For many centuries Chipperfield was an outlying settlement of the village of Kings Langley, being on the boundary of the domain of the Royal Palace there. The first documentary evidence of the name is found in 1316, when Edward II bequeathed ‘the Manor House of Langley the closes adjoining together with the vesture of Chepervillewode for Fewel and other Necessaries’ to the Dominican Black Friars. The name is probably derived from the Anglo-Saxon ‘ceapere’ –a trader and ‘feld’ meaning field, suggesting that there was some form of market in early times.

By the 1830’s the hamlet was large enough to warrant the building of both Anglican and Baptist Churches and Chipperfield became a separate ecclesiastical parish in 1848. The first council housing was built after the First World War.

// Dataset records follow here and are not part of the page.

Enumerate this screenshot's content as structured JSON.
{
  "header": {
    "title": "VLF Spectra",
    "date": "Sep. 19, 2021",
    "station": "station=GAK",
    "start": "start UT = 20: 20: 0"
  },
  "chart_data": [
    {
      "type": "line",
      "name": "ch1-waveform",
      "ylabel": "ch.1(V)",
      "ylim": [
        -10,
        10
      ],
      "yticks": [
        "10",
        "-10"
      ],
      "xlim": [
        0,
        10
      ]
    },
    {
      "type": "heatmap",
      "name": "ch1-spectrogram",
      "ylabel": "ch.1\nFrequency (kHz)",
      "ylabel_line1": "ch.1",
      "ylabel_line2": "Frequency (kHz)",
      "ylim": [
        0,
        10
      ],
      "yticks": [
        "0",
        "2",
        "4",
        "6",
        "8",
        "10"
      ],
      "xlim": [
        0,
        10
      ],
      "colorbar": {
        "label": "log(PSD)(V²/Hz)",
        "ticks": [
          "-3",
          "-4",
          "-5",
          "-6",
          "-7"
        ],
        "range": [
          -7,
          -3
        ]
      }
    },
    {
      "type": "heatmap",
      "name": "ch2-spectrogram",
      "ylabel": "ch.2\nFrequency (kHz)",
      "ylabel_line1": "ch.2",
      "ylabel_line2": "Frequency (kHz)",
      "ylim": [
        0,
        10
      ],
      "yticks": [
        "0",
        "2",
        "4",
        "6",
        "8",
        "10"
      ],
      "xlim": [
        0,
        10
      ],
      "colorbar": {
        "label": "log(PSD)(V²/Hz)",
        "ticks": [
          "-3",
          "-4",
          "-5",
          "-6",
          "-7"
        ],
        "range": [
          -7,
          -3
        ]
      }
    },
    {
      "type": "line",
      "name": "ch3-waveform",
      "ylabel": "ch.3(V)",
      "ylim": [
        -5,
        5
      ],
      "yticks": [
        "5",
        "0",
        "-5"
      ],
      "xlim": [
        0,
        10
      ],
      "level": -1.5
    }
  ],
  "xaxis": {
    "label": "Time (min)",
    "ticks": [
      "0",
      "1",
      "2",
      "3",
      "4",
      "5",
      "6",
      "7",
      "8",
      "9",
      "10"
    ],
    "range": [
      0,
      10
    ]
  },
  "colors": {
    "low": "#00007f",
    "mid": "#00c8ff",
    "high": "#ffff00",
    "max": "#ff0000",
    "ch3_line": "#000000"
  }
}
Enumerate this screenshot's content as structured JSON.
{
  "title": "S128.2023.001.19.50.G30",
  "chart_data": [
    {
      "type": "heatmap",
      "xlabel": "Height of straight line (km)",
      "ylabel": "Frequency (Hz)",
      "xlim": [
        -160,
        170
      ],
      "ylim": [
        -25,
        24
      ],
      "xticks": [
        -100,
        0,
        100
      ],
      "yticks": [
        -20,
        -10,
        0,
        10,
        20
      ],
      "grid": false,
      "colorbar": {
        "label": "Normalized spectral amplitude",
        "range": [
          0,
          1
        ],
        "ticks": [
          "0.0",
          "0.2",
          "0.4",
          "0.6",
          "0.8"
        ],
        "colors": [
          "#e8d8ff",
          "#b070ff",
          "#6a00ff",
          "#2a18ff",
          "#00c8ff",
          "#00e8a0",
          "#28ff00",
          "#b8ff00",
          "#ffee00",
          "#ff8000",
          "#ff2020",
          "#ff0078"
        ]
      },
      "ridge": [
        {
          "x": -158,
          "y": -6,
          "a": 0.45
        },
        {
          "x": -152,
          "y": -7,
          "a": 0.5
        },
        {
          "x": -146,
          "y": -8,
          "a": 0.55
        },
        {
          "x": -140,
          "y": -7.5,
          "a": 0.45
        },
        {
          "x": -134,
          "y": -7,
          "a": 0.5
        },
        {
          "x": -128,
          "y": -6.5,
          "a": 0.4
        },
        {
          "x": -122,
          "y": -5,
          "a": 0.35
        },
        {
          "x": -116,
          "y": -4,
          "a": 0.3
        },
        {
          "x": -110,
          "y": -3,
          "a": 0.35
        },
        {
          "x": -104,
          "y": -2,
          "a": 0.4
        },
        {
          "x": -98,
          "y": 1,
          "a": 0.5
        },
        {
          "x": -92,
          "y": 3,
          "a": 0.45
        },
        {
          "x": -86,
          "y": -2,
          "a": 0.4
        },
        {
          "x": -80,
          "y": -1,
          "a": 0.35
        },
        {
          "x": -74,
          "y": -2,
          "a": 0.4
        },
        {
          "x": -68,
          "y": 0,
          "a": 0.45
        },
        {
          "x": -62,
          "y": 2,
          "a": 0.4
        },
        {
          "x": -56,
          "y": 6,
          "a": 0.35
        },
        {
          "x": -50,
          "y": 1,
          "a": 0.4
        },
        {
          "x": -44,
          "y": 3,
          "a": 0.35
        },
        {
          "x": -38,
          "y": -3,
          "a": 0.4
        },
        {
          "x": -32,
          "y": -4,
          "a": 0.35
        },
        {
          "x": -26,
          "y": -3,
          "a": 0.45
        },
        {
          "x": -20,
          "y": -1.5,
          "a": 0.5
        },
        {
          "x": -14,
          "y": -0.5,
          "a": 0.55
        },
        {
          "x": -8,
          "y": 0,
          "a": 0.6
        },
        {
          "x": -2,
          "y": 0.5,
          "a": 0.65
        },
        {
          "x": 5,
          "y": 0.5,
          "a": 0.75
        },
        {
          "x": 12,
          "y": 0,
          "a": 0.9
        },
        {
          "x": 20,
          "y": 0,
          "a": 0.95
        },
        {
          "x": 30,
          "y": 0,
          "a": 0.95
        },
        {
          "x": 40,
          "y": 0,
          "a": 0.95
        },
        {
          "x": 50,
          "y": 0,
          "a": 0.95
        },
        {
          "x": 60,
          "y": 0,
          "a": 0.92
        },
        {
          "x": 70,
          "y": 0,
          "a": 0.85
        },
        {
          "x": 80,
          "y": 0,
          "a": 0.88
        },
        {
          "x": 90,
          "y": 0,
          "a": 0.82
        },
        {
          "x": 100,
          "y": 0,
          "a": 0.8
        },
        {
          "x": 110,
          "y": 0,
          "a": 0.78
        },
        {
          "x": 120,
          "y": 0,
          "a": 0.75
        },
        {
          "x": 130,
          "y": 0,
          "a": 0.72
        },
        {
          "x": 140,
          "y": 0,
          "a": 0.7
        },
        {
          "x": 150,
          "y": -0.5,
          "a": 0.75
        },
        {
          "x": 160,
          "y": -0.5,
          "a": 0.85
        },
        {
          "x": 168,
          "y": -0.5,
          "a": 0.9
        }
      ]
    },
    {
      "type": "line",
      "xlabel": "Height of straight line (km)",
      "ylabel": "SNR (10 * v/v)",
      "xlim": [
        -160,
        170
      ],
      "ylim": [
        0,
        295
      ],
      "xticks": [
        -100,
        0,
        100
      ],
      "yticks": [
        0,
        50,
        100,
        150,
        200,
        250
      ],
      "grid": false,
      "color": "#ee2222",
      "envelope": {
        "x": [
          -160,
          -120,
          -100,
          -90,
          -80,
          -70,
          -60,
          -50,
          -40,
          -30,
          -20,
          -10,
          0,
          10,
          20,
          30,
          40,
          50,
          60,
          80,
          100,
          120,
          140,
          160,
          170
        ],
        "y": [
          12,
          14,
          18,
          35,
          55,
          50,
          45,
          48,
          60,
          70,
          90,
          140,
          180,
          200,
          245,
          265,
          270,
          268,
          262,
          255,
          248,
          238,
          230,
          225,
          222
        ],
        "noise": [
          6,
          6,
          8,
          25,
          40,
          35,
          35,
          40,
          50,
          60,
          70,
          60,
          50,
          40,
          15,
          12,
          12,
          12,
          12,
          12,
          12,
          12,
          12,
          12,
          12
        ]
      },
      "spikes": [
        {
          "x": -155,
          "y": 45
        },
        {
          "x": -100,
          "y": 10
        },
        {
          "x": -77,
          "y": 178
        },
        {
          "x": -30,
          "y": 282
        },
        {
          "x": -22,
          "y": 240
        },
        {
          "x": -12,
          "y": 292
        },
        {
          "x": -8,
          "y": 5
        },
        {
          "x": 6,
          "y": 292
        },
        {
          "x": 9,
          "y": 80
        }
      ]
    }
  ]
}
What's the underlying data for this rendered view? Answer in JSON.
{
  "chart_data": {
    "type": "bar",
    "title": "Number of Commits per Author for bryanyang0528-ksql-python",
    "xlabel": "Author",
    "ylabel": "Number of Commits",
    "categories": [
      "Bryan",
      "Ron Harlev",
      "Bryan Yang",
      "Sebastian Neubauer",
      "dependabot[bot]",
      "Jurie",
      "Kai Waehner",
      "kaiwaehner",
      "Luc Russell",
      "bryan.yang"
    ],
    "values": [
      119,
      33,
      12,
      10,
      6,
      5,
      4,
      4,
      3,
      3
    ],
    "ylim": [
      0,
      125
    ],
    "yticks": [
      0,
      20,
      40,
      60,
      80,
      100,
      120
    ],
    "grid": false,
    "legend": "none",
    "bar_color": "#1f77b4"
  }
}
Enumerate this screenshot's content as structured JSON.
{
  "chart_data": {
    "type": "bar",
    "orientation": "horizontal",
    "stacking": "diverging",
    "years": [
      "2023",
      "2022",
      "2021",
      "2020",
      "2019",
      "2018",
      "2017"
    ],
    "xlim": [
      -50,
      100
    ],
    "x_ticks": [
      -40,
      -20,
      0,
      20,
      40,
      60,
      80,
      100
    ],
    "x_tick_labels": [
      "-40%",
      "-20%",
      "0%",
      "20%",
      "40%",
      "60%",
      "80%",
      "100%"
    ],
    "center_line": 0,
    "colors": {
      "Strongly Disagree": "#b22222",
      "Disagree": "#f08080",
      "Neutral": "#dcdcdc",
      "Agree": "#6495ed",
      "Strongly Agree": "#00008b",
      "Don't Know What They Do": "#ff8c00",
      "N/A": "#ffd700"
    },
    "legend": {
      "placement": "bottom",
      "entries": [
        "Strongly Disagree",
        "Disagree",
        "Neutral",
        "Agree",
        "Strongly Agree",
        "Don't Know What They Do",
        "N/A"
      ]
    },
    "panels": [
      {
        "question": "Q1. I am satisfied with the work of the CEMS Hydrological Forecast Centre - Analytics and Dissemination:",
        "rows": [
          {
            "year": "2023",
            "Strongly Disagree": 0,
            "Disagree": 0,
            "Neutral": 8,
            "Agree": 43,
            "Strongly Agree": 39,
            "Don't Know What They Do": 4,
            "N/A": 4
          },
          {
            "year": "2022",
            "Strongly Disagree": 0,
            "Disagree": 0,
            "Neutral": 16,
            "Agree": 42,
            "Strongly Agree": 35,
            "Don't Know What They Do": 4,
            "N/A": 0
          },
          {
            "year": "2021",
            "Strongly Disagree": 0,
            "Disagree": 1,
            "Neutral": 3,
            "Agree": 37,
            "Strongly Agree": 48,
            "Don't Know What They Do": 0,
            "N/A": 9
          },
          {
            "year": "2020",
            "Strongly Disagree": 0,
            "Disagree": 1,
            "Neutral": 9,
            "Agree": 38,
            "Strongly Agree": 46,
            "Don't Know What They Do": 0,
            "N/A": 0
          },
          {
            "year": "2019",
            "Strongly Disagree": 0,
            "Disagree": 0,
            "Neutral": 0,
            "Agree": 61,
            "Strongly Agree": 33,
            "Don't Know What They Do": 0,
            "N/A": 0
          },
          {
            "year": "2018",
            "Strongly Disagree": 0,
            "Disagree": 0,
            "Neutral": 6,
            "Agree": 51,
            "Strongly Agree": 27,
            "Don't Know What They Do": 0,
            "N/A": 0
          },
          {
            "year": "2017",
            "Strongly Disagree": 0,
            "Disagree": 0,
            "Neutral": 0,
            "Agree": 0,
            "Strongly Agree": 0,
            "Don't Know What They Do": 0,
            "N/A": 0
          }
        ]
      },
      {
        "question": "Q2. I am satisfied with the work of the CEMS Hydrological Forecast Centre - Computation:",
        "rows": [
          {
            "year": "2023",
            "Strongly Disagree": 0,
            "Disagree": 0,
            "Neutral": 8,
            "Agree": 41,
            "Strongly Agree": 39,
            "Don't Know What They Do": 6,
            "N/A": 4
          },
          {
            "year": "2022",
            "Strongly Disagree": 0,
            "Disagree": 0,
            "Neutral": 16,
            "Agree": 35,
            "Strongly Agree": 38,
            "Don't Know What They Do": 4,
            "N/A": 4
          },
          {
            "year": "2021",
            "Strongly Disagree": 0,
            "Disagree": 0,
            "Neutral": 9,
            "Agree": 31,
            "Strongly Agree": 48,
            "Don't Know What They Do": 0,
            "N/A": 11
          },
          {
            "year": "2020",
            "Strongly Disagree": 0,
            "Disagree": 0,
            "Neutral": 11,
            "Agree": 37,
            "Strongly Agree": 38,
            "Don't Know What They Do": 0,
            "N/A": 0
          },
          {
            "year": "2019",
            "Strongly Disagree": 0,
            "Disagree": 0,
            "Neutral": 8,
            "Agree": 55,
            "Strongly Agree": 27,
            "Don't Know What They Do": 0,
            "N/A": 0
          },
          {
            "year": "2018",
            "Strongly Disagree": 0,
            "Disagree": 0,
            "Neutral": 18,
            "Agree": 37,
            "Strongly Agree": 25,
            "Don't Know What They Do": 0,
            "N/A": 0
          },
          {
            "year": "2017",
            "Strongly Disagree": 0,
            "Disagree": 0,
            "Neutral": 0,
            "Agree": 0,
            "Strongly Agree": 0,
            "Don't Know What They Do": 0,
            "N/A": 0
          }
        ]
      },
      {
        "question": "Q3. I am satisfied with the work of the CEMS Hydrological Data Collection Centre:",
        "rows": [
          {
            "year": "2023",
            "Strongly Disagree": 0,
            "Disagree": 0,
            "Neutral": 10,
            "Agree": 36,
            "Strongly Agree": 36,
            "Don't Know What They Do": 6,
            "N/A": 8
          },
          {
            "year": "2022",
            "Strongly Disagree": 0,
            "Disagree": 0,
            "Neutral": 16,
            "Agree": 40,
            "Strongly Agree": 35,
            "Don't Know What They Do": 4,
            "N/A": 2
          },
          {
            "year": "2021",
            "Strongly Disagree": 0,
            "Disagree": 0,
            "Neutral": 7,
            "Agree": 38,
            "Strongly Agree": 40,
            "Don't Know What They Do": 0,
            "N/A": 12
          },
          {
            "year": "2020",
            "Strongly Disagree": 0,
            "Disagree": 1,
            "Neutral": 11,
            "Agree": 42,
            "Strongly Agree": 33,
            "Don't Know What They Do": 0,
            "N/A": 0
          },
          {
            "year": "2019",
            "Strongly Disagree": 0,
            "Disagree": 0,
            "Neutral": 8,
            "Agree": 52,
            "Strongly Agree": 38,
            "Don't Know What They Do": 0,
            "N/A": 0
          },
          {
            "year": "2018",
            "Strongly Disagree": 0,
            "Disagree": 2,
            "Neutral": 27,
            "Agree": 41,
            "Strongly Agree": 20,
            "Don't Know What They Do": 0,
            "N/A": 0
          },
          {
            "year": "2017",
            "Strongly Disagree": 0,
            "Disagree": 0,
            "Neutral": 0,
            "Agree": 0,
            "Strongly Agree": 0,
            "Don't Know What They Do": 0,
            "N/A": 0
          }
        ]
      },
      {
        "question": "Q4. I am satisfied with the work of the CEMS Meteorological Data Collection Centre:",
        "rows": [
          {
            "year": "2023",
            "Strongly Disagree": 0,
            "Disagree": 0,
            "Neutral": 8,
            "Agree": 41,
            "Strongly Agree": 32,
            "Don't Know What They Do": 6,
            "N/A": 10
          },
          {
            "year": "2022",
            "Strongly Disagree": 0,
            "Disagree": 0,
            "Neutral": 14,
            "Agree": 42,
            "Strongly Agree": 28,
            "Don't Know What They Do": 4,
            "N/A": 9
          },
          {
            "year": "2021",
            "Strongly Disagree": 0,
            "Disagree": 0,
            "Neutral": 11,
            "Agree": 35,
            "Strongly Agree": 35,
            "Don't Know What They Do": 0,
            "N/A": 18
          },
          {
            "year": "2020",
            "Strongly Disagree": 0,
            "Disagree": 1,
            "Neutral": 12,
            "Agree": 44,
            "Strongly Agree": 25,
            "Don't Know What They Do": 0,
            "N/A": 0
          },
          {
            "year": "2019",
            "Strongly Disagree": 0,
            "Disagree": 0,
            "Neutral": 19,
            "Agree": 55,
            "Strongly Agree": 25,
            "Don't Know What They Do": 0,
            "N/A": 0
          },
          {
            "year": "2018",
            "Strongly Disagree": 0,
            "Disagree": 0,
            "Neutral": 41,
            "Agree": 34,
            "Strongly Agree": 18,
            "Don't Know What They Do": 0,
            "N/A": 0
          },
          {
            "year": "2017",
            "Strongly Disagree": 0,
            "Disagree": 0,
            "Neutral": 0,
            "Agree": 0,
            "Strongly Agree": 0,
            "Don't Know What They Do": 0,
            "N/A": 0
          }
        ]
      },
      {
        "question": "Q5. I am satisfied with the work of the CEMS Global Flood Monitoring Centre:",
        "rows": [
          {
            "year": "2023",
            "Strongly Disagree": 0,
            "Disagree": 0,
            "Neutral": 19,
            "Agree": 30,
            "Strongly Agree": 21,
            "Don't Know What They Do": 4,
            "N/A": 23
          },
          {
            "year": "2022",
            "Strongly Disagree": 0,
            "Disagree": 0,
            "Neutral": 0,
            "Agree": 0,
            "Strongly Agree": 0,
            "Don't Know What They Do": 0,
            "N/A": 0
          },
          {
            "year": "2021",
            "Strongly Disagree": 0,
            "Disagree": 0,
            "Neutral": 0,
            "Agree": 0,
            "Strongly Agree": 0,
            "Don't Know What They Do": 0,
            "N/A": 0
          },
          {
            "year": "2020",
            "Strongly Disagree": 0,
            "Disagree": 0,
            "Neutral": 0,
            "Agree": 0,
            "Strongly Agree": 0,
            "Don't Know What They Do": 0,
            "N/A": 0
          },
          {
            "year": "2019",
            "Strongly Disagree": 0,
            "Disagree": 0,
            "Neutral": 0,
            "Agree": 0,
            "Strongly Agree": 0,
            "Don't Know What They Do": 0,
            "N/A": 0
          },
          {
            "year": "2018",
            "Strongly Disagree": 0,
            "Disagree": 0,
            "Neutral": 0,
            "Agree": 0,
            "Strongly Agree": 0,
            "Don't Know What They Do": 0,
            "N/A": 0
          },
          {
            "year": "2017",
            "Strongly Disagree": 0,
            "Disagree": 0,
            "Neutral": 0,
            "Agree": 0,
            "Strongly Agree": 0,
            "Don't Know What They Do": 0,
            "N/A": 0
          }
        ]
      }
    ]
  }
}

Later in the economic slump some farmland was sold for small holdings and commuter homes along the access roads to the village and the local lanes.

Since the Second World War the village has expanded considerably, the majority of the new building being in the form of local authority housing. Some manorial land was given for council housing in the late 1940’s and a considerably larger area was acquired from a local nurseryman for an extensive council estate to the east of Croft Lane in the 1960’s. In 1963 Chipperfield was split off from Kings Langley and Chipperfield Parish Council created. Since 1980 the rate of new building has diminished considerably, though a noteworthy addition in 1986 was the building of a Roman Catholic church to serve Chipperfield and the surrounding villages.As part of the Manor of Kings Langley, Chipperfield Common was in royal ownership from 1066 when William I conquered England until 1630 when Charles I sold it to the City of London to pay his debts. For four hundred years the Manor was a favourite royal palace and park but since 1630 ownership has changed several times, either by inheritance or by purchase. In 1936 Chipperfield Common, which at that time comprised pasture, heathland and woods, was gifted to the local authority by the Lord of the Manor.